William Forster Lloyd FRS (1795 – 2 June 1852) was a British writer on economics.
He was educated at Westminster School and Christ Church, Oxford, graduating BA in 1815 and MA in 1818.[1]
He was Greek Reader in 1823, Mathematical lecturer and Drummond Professor of Political Economy (1832–1837) at Christ Church, Oxford (successor to Nassau Senior).

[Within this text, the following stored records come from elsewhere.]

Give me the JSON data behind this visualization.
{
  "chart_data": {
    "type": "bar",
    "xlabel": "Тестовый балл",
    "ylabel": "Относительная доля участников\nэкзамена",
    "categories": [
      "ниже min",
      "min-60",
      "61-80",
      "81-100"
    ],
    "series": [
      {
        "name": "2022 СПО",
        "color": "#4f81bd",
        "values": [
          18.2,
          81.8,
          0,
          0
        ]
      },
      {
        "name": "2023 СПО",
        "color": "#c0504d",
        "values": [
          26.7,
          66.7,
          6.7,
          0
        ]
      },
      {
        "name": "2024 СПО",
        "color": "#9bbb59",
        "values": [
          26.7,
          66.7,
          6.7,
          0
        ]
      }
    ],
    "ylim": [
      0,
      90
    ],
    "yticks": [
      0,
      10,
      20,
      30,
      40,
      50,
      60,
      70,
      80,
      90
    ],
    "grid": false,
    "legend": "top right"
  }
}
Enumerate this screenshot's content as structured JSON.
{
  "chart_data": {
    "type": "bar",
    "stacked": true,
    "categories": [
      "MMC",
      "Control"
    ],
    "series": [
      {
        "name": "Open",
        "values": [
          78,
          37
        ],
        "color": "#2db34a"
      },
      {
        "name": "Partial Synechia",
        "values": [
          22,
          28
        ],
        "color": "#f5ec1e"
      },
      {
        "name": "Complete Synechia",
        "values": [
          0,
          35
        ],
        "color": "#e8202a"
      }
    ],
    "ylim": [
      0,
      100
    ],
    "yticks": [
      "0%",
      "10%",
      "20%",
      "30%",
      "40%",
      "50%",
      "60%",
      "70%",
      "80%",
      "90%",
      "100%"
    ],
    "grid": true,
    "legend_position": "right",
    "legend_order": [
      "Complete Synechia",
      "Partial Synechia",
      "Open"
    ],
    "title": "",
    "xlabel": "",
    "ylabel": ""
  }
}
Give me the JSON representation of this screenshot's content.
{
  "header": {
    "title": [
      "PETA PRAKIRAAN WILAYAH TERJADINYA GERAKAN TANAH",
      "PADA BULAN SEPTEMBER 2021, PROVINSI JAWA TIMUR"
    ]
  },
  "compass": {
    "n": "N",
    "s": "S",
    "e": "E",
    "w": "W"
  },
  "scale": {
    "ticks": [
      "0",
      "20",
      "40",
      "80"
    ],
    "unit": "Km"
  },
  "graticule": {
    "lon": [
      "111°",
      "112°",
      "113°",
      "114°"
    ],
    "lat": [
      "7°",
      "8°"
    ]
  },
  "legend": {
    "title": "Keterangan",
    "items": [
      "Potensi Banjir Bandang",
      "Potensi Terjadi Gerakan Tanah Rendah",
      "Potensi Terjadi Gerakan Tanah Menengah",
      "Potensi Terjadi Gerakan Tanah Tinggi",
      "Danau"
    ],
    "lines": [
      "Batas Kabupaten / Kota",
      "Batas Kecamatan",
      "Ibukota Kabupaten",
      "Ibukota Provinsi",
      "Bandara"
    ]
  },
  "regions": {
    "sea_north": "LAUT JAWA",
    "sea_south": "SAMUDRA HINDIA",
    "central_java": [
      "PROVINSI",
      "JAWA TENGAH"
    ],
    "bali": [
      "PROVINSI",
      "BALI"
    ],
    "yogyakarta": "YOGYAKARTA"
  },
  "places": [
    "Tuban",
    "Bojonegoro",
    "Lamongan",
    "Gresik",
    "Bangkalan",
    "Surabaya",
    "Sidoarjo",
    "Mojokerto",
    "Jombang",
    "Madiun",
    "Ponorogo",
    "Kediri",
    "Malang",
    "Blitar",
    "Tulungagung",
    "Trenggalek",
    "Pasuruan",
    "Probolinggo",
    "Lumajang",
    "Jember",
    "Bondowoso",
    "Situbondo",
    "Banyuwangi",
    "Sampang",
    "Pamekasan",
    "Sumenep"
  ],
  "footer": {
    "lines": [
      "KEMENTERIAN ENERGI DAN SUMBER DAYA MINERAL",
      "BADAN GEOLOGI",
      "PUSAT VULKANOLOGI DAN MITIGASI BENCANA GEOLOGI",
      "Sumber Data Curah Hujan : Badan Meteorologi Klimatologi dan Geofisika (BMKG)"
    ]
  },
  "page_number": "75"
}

He published several of his lectures. In his Two Lectures on the Checks to Population (1833) he introduced the concept of the overuse of a common by its commoners (i.e. those with rights of use and access to it), which was later to be developed by the ecologist Garrett Hardin and termed by Hardin "The Tragedy of the Commons". Lloyd observed that when a pastureland (a common) is available to all, cattle-owners have a short and long term interest in increasing the size of their herds. But, unchecked, the size of the herds on the common will sooner or later exceed its carrying capacity. The common will be run down by overgrazing, though it might still be capable of recovering under better management (unlike, say, fisheries driven to extinction by this mechanism). As this was seen in several cases, the observation applies to all commons under such arrangements - thus, The Tragedy of the Commons (plural). The argument was used by Lloyd to dispute Adam Smith's idea of the "invisible hand". Some modern economists argue that the problem can be "solved" by assigning private property rights to the field.
In his Lectures on Population, Value, Poor Laws and Rent (1837) he introduced a concise and complete statement of the concept of diminishing marginal utility, and connected demand to value, but he presents neither derivation nor elaboration. Still this contribution places him clearly in the ranks of the Oxford-Dublin school of proto-Marginalists.
He was elected a Fellow of the Royal Society in 1834. He died at Prestwood, Missenden, Buckinghamshire in 1852.